From a practical perspective it's very easy to generate an approximate single-photon source by attenuating a laser beam. This is usually modeled as a coherent state. The problem is that for a given time slot there will be a probability that there will be 2 or more photons - which leads to a vulnerability. In order to limit this probability the attenuation can be increased, but this leads to a lower data rate - which is not great for one time pad applications. I'm guessing that this is the reason why the paper you read would suggest that entanglement based QKD is superior.

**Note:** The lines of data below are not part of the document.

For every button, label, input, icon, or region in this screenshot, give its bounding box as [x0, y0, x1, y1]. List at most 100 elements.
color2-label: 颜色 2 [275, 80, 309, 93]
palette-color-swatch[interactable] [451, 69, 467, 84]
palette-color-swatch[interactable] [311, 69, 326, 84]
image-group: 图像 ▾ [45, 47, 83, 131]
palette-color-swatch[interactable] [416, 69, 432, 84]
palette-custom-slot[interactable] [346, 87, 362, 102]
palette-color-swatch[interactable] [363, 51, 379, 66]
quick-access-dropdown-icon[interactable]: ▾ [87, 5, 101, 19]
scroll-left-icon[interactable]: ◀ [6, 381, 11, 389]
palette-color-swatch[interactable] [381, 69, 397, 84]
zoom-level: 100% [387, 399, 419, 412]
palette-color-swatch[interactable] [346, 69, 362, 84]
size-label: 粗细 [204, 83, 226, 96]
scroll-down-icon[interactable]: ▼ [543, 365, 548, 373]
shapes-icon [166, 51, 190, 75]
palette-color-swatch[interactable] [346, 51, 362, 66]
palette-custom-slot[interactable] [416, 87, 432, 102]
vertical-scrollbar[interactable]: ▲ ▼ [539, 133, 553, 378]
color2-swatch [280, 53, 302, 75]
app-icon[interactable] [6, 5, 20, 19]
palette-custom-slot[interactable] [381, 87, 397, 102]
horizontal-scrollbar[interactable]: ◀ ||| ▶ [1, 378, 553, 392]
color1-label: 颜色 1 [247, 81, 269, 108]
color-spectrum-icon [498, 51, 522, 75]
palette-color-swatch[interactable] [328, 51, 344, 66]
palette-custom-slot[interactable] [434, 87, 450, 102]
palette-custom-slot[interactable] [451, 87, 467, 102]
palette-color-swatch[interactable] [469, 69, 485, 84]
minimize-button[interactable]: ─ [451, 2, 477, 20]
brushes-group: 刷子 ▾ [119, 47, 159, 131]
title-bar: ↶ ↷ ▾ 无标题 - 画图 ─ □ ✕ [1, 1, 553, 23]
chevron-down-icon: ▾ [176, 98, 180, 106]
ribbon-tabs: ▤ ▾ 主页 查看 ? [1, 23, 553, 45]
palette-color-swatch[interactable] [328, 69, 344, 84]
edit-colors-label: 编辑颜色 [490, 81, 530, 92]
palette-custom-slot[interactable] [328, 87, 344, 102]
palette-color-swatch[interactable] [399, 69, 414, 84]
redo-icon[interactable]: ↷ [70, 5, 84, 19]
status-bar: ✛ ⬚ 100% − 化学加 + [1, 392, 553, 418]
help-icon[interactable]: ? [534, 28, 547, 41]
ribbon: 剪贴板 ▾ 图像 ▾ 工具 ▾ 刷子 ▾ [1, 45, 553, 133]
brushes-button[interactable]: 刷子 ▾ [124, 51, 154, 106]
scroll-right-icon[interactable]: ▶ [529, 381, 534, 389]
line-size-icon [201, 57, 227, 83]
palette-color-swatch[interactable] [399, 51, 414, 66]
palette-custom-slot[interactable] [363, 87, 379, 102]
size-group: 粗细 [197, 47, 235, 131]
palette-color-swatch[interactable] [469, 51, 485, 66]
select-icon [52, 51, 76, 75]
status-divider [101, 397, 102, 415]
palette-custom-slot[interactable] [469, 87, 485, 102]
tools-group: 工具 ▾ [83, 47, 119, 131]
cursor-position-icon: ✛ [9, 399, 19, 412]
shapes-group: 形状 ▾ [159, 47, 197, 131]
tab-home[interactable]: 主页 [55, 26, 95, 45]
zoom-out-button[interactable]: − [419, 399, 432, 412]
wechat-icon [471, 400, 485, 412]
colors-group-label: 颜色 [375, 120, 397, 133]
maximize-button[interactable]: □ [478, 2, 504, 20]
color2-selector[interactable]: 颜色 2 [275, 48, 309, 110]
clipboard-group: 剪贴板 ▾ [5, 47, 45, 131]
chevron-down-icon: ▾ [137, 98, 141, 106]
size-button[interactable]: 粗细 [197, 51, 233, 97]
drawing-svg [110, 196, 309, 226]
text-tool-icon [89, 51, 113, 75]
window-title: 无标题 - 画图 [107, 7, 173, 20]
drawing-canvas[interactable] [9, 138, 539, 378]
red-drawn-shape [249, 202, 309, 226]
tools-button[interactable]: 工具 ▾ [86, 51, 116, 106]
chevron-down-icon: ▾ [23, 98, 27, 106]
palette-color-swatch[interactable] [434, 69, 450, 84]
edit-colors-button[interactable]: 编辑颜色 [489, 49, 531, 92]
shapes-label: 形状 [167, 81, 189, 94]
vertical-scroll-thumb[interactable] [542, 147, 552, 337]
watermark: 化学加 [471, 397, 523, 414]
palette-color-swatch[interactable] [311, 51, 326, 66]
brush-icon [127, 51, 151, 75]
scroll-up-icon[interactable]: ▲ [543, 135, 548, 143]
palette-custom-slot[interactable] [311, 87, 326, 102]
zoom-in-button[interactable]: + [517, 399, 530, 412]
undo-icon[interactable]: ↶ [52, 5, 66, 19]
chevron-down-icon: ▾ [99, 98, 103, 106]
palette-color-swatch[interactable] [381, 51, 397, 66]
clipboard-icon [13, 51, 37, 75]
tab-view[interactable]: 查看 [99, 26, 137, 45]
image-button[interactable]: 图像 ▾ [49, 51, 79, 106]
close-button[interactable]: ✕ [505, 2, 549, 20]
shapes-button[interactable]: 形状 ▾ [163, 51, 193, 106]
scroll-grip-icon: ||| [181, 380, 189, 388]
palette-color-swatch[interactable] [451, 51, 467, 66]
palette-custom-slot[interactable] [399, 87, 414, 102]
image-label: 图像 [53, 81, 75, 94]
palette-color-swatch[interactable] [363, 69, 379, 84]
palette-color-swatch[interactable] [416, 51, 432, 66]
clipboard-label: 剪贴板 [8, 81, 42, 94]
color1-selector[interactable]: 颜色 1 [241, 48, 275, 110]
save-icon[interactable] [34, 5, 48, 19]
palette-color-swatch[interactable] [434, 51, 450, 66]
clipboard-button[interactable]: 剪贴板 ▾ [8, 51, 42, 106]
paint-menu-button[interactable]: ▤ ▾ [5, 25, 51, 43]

However, if one uses decoy states with attenuated coherent sources then the photon splitting attack (based on the possibility of there being two or more photons in a given timeslot) can be thwarted and security restored essentially without compromising key rate.

My own view is that there's far too much emphasis within the QKD community on getting key rates high enough for the one time pad to become a practical proposition. Given the effectiveness and speed of symmetric key crypto (with 256 bits to future-proof against quantum computing) I don't really see that there's much practical benefit except where ultra security is required in aiming for OTP applications.

Cool, thanks. Can you explain or give a reference to "the photon splitting attack" and how it's thwarted?
Also you say, "I don't really see that there's much practical benefit except where ultra security is required in aiming for OTP applications" Is that in case aliens have 1000 bit q-computers?

 

[DennisN]

BTW, are you the guy on the left or right in your avatar?

I am a litte bit of both . I have some of Bender's crude humor and some of Zoidberg's ignorance of biology.